Update from April 12, 2024:
The updated GPT-4 is now available in ChatGPT. The model is expected to be mainly better at math and coding and also less verbose.
The benchmarks show this as follows:
- MATH (Measuring Mathematical Problem-Solving With the MATH Dataset): +8.9%, measures the ability to solve mathematical problems.
- GPQA (A Graduate-Level Google-Proof Q&A Benchmark): +7.9%, measures the ability to answer challenging questions that cannot be answered by simple Google searches.
- MGSM (Multilingual Grade School Math Benchmark): +4.5%, measures the ability to solve elementary school level math problems in multiple languages.
- DROP (A Reading Comprehension Benchmark Requiring Discrete Reasoning Over Paragraphs): +4.5%, measures reading comprehension and the ability to draw discrete conclusions from paragraphs.
- HumanEval (Evaluating Large Language Models Trained on Code): +1.6%, measures the ability to understand and generate code based on human evaluations.
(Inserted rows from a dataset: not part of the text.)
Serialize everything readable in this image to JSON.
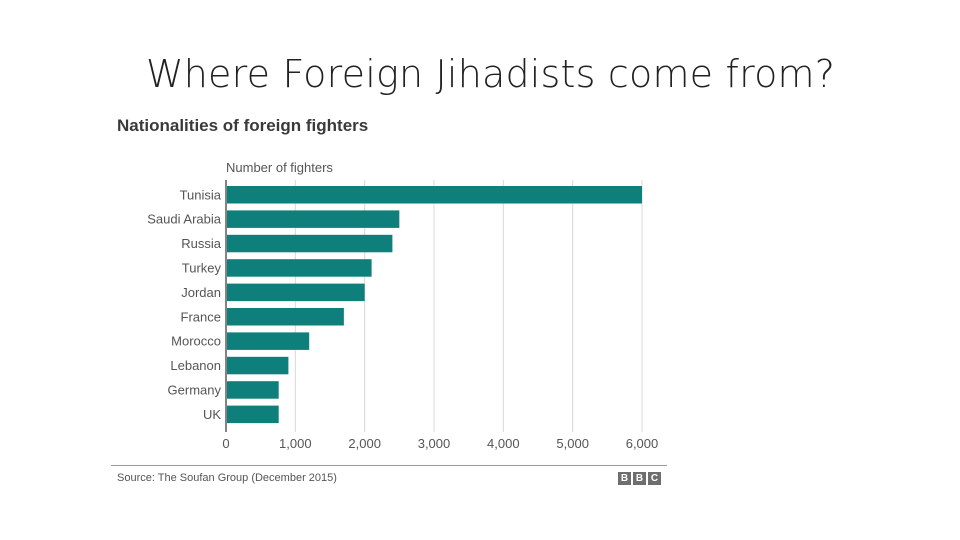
{
  "slide": {
    "title": "Where Foreign Jihadists come from?"
  },
  "chart_data": {
    "type": "bar",
    "orientation": "horizontal",
    "title": "Nationalities of foreign fighters",
    "xlabel": "Number of fighters",
    "categories": [
      "Tunisia",
      "Saudi Arabia",
      "Russia",
      "Turkey",
      "Jordan",
      "France",
      "Morocco",
      "Lebanon",
      "Germany",
      "UK"
    ],
    "values": [
      6000,
      2500,
      2400,
      2100,
      2000,
      1700,
      1200,
      900,
      760,
      760
    ],
    "xlim": [
      0,
      6000
    ],
    "xticks": [
      0,
      1000,
      2000,
      3000,
      4000,
      5000,
      6000
    ],
    "xtick_labels": [
      "0",
      "1,000",
      "2,000",
      "3,000",
      "4,000",
      "5,000",
      "6,000"
    ],
    "grid": "vertical",
    "bar_color": "#0e7f7a",
    "source": "Source: The Soufan Group (December 2015)"
  },
  "branding": {
    "logo_letters": [
      "B",
      "B",
      "C"
    ]
  }
}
- MMLU (Measuring Massive Multitask Language Understanding): +1.3%, measures the understanding and ability to solve tasks from various domains.
Original article from April 9, 2024:
OpenAI has announced improvements to the GPT-4 Turbo model in its API, which will soon be available in ChatGPT.
The new multimodal GPT-4 Turbo model (2024-04-09, cut-off month December 2023) with image processing is now generally available in the API.
The model is "more intelligent and multimodal", according to OpenAI, and can analyze both text and images and draw conclusions with just one API call. Previously, developers had to use separate models for this.
Vision requests now also support common API features such as JSON mode and function calls, which should make it easier to integrate the model into applications and developer workflows.
OpenAI demonstrates the capabilities of the new model with use cases such as tldraw, which writes code based on an interface drawing.